À obra de Natércia Freire dedicaram-se críticos como David Mourão-Ferreira, autor do prefácio da Obra Poética, António Ramos Rosa, Eduíno de Jesus, João Bigotte Chorão, João Gaspar Simões ou António Quadros, entre outros. Familiar com a lírica do Ocidente e dos textos bíblicos, herdeira também de um sopro anteriano e da ausência de esperança de Pessanha, a poesia da também contista d'A Alma da Velha Casa reflecte tanto o desprazer como a libertação, o desejo como a perda «Depois, ante os fatos podres,/- Minha solidão de mundos,/Meu sonho esparso e sem chão -/Parem séculos e séculos./Sobre esta fronte rebelde,/Distante, erguida/E vencida,/Inscrevam as agonias/que foram da minha vida.» (Horizonte Fechado)

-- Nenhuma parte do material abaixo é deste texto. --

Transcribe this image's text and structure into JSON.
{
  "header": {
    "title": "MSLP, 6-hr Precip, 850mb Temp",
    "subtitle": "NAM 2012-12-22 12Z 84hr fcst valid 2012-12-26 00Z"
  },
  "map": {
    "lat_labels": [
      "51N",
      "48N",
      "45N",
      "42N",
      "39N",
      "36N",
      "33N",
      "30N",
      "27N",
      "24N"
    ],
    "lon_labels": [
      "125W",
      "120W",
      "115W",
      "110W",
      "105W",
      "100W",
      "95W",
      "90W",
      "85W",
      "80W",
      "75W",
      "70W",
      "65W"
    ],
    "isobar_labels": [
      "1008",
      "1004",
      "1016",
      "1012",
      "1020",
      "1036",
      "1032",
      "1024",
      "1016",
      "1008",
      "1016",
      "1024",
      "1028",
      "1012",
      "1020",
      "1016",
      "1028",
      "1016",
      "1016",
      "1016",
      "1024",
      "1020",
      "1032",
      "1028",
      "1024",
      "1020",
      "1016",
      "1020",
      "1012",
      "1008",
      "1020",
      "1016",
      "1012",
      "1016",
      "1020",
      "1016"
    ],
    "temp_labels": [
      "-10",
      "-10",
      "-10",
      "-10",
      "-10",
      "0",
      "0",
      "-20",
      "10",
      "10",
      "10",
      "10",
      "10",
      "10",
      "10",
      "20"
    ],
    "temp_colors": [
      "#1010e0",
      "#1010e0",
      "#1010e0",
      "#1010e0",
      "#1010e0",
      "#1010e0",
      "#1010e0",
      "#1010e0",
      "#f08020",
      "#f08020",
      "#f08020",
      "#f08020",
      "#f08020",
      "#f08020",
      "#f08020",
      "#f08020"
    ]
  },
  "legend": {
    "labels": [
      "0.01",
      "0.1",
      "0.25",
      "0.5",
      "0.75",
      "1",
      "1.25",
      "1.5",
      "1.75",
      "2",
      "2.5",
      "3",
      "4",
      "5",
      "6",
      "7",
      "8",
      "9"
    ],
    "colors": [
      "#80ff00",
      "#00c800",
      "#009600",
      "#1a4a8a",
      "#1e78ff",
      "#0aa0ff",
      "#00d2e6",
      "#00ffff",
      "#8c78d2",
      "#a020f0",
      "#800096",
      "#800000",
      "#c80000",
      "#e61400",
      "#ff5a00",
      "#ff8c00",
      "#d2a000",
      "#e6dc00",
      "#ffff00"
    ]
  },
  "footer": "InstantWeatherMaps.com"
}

Em tempos, escrevi sobre a casa poética de Natércia Freire - autora de livros como Rio Infindável, Liberta em Pedra, Os Intrusos, Liberdade Solar ou Foi Apenas Ontem -, a «de ser mão que na palavra escrita ou falada capta, vê, abarca o que pode ser durável». Escrevi sobre esse seu segredo ou iluminação, essa doce ansiedade ou cálido assombro. A morte que sempre a habitou como premonição, como um outro lado cristalino da vida, já não é hoje esboço de angústia, «onírica miragem». Pousou nela e adormeceu, luminosa e muda, ao som do ruído da água.

O corpo de Natércia Freire está em câmara-ardente nos Jerónimos, celebrando-se missa hoje, às 14.30. O cortejo fúnebre seguirá, às 15.00, para o cemitério da Ajuda.